Proteogenomics: concepts, applications and computational strategies

• Published in: Nature methods Vol. 11; no. 11; pp. 1114 - 1125
• Main Author: Nesvizhskii, Alexey I
• Format: Journal Article
• Language: English
• Published: New York Nature Publishing Group US 01.11.2014; Nature Publishing Group
• Subjects: 631/114; 631/61/212; 631/61/475; Annotations; Bioinformatics; Biological Microscopy; Biological Techniques; Biomedical Engineering/Biotechnology; Chromatography; Databases, Nucleic Acid; Databases, Protein; Genetic screening; Genetic Variation; Genomes; Genomics; Genomics - methods; High-Throughput Nucleotide Sequencing; Innovations; Life Sciences; Mass Spectrometry; Methods; Mutation; Peptides; Protein Isoforms - genetics; Proteins; Proteome - genetics; Proteomics; Proteomics - methods; review-article; Ribonucleic acid; RNA; Scientific imaging; Sequence Analysis, Protein - methods; Ann Arbor Michigan; United States > US; Michigan
• ISSN: 1548-7091; 1548-7105; 1548-7105
• DOI: 10.1038/nmeth.3144

A proteogenomic approach to analyzing mass spectrometry–based proteomic data enables the discovery of novel peptides, provides peptide-level evidence of gene expression, and assists in refining gene models.
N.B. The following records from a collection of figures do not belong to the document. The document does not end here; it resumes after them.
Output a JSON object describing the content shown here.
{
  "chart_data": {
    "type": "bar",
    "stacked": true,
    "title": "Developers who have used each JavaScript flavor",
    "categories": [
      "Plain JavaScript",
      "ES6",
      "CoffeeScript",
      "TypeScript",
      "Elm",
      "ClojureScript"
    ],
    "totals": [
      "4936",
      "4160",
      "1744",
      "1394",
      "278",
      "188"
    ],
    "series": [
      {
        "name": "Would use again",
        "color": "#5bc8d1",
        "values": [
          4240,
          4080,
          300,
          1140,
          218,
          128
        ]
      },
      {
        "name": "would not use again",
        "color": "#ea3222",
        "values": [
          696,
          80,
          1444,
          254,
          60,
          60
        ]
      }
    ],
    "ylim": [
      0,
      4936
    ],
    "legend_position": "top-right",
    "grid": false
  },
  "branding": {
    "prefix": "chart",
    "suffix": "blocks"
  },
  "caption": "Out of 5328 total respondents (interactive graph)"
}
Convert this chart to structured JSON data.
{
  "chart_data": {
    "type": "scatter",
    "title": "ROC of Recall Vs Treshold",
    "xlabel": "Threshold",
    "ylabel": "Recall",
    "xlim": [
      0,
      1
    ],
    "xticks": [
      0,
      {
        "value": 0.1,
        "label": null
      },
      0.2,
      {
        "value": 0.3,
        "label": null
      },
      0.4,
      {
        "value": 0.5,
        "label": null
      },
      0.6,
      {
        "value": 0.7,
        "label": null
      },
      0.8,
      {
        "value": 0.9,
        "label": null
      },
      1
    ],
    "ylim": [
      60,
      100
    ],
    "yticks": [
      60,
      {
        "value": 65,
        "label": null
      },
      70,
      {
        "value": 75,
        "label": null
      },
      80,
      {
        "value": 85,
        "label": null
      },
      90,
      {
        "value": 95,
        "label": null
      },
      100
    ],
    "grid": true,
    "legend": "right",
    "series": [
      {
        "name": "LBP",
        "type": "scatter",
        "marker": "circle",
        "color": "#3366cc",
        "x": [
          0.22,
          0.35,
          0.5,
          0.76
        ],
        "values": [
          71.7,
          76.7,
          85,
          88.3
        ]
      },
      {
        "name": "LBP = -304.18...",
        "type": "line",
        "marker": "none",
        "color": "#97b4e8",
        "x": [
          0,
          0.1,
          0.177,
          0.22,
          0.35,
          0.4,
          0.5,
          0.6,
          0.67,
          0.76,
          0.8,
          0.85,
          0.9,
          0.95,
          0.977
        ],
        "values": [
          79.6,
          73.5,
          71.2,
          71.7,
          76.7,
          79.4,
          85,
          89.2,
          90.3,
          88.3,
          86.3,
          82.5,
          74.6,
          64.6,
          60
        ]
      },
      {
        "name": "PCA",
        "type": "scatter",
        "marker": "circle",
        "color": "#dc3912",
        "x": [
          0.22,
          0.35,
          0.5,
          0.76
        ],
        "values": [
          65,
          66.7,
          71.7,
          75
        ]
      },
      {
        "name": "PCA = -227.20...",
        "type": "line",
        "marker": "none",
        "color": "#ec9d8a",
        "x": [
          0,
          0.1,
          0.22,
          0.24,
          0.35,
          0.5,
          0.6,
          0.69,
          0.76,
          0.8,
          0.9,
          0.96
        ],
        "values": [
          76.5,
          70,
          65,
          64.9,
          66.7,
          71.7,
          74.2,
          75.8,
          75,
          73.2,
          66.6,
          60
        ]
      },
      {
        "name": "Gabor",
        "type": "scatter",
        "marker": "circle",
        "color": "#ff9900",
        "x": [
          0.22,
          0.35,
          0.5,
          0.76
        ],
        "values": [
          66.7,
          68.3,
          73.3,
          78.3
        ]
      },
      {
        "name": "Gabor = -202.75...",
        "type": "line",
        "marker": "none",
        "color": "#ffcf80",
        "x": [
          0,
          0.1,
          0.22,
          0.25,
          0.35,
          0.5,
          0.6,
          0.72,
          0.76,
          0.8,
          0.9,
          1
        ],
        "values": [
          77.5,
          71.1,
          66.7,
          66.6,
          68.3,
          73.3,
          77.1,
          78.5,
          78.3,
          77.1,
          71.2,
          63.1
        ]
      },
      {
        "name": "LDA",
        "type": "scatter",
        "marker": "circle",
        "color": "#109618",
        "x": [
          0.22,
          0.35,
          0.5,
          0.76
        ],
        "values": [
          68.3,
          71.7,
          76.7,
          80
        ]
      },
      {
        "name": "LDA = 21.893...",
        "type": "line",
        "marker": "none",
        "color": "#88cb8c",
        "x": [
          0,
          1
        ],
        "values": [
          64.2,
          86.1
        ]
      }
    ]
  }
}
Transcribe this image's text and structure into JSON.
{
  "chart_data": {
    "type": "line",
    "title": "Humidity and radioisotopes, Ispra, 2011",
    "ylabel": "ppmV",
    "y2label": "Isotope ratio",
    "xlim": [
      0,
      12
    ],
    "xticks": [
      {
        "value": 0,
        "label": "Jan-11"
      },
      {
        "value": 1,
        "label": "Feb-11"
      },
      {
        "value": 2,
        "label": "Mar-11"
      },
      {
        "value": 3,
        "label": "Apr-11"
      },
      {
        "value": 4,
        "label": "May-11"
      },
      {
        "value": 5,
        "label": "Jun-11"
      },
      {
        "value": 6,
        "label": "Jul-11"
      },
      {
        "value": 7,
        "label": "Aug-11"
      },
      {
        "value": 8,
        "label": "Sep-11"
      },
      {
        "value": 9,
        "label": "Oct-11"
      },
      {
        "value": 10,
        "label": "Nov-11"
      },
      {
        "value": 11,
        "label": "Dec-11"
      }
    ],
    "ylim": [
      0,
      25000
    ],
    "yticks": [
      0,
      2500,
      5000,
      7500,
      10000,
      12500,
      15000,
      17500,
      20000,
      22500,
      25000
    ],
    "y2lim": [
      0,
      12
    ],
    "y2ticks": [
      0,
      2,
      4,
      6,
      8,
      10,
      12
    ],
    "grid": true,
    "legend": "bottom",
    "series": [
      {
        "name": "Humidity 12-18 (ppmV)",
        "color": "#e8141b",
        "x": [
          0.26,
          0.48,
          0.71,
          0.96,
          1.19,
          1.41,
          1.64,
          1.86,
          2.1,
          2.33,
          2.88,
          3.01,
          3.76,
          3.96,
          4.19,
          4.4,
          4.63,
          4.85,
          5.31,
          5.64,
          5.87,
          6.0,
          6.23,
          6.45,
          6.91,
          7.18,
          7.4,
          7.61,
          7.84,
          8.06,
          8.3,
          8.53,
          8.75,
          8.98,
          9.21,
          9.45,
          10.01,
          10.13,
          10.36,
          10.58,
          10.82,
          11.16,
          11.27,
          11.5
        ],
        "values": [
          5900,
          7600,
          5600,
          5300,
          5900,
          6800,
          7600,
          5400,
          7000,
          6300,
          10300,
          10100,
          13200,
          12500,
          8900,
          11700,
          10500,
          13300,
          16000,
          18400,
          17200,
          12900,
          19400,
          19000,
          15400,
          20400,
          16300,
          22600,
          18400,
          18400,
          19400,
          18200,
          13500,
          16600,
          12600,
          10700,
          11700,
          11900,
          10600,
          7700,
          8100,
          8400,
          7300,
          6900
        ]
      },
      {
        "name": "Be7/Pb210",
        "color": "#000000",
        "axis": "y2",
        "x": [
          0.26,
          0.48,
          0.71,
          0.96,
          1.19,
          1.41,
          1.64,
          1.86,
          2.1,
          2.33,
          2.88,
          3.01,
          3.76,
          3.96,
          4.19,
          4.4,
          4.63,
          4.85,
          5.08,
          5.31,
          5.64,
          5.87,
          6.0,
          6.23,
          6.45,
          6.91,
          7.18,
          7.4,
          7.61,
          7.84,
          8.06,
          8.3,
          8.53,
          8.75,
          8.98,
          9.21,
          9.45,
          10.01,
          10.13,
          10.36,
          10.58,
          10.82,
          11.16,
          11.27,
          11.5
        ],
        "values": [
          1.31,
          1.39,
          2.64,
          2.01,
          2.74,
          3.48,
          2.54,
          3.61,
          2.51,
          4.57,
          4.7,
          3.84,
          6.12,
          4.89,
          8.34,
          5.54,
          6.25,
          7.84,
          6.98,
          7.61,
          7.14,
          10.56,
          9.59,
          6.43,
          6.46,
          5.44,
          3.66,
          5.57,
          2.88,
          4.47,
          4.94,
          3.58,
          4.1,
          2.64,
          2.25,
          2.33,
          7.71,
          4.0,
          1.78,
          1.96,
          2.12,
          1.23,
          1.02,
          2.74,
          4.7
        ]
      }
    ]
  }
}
Strategies for building custom sequence databases, applications benefitting from a proteogenomic approach, and challenges in interpreting data are discussed in this Review. Also in this issue, Alfaro et al . discuss the use of proteogenomic approaches for studying cancer biology. Proteogenomics is an area of research at the interface of proteomics and genomics. In this approach, customized protein sequence databases generated using genomic and transcriptomic information are used to help identify novel peptides (not present in reference protein sequence databases) from mass spectrometry–based proteomic data; in turn, the proteomic data can be used to provide protein-level evidence of gene expression and to help refine gene models. In recent years, owing to the emergence of new sequencing technologies such as RNA-seq and dramatic improvements in the depth and throughput of mass spectrometry–based proteomics, the pace of proteogenomic research has greatly accelerated. Here I review the current state of proteogenomic methods and applications, including computational strategies for building and using customized protein sequence databases. I also draw attention to the challenge of false positive identifications in proteogenomics and provide guidelines for analyzing the data and reporting the results of proteogenomic studies.